Liebknecht took up the question, "What is high treason?" He turned the tables upon Olshausen, who was conducting the trial against him, by a quotation from a work of Olshausen himself which contradicted the stand the latter was taking in the Liebknecht trial. The Socialist leader's address to the judges was one of the boldest attacks ever made, either up to that time or up to the present, against German militarism. "The aim of my life," he declared, "is the overthrow of monarchy. As my father, who appeared before this court exactly thirty-five years ago to defend himself against the charge of treason, was ultimately pronounced victor, so I believe the day is not far distant when the principles which I represent will be recognized as patriotic, as honorable, as true."
Liebknecht's brave stand on this occasion was rewarded by a sentence of a year and a half in a military prison. While serving his sentence he was elected by the people of Berlin to represent them in the assembly of Prussia. In the Landtag Liebknecht recommenced his fight against militarism. It was there that he prophetically pronounced the word "Republic" for the first time. On one occasion there was a debate upon the building of a new opera house. "The opera house for which we are asked to vote the necessary funds," he exclaimed, "should last for many generations. We trust that it will last long after it has lost its character as a Royal Opera House."
In 1910 Liebknecht visited America to give a series of lectures, and the United States made a strong impression upon him. He used to tell me that he felt truly homesick for America and had a genuine desire to repeat the visit.
In 1912 he was elected representative to the Reichstag by the people of Potsdam-Osthavelland, under the very window of the Kaiser. The announcement of his success was met with wild demonstrations of delight. The sentiments of the surging crowds before the office of the Berlin Vorwärts when the result of the election was made public were voiced by a young workingman, when he exclaimed, "The new voice of freedom will be heard from now on in the Reichstag." In the Reichstag Liebknecht hurled with renewed zeal his invectives against the huge armaments and militarism of Germany.

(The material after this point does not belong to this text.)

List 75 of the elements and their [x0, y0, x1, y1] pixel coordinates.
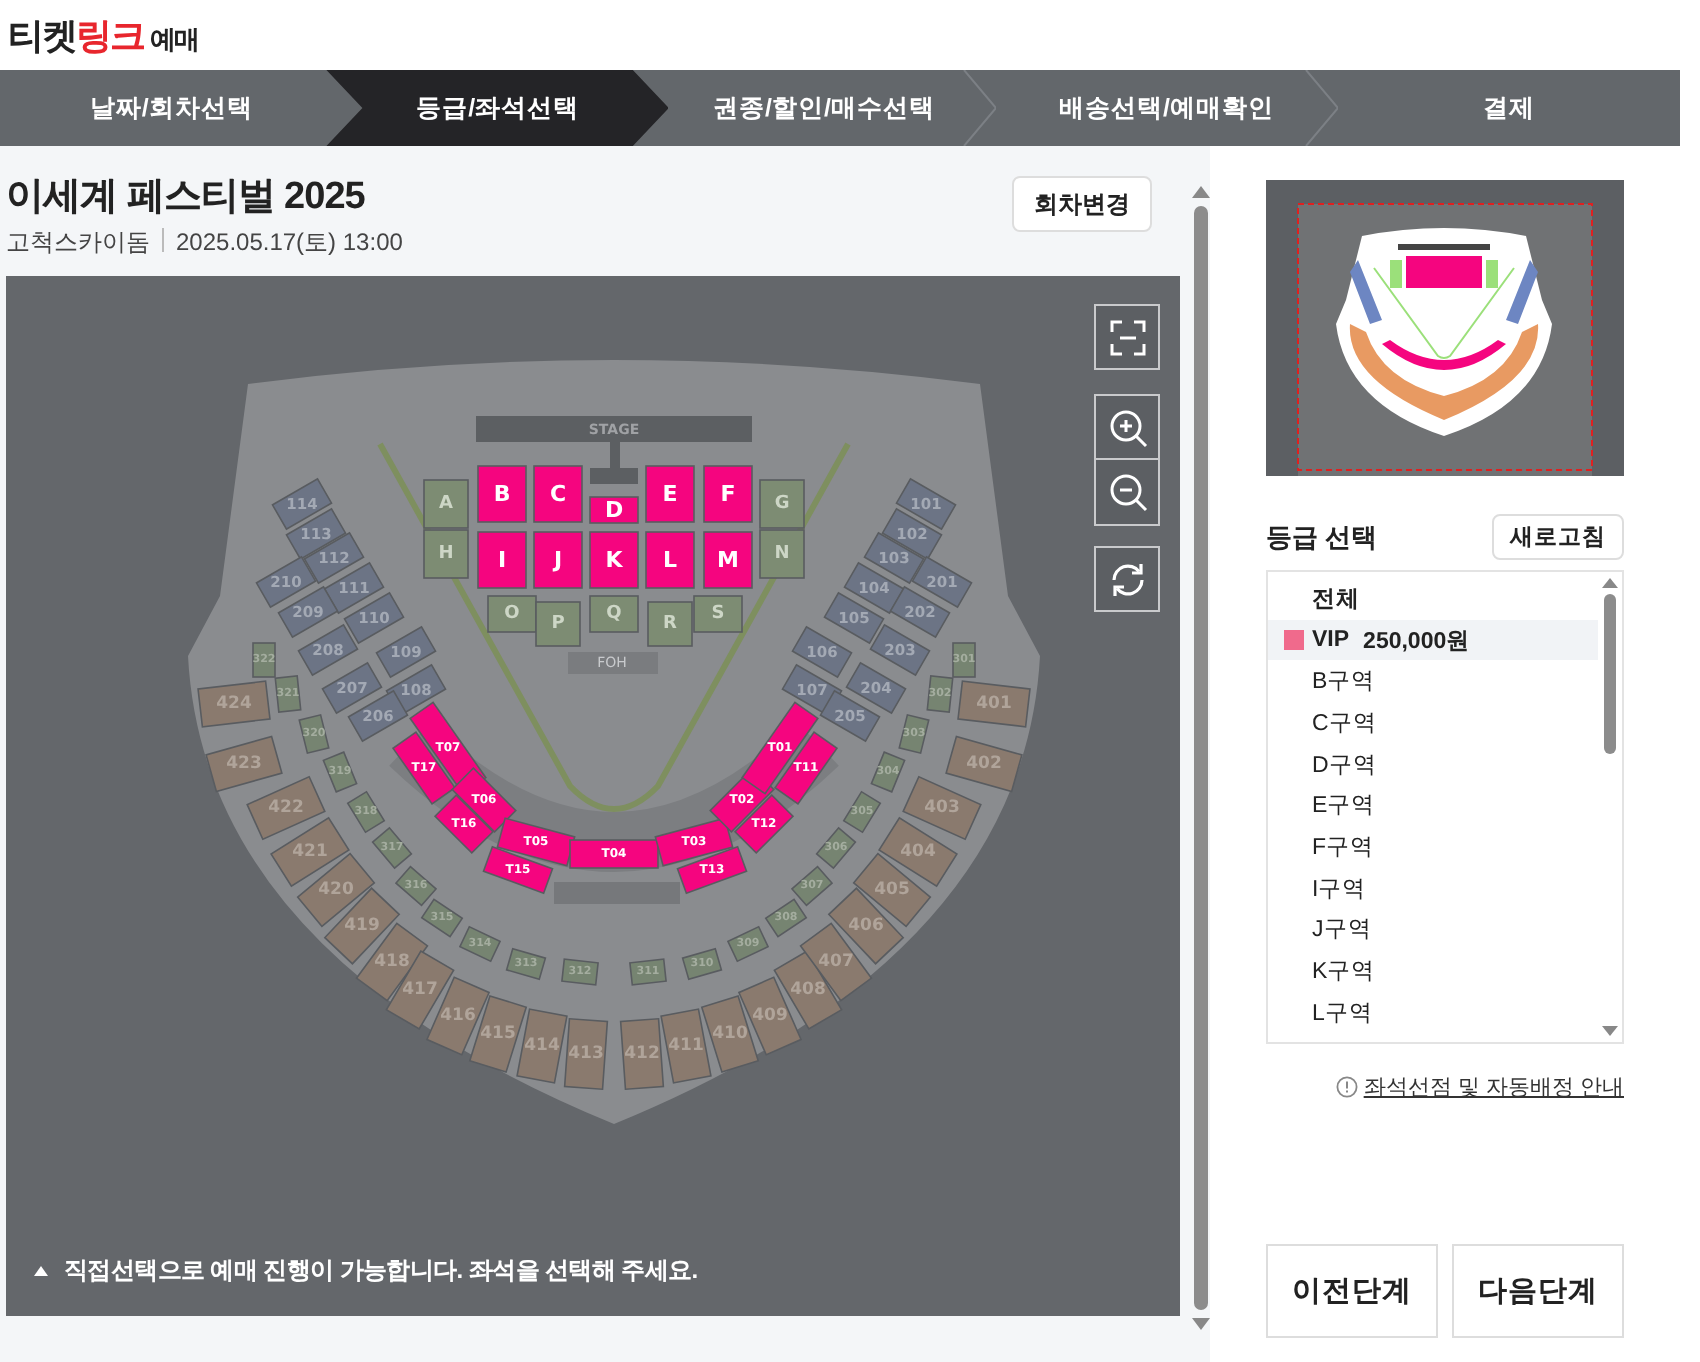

Liebknecht the man is of the kindest nature and frankest personality. There is to be seen in his make-up no grain of pretentiousness, of false pride – indeed, he usually lunches quite happily upon a sandwich in the train, too busy to find any other time for his meal. His home life is ideal. His present wife – his first died in 1912 – is a Russian by birth, a graduate of the University of Heidelberg, and an ideal companion and helpmate.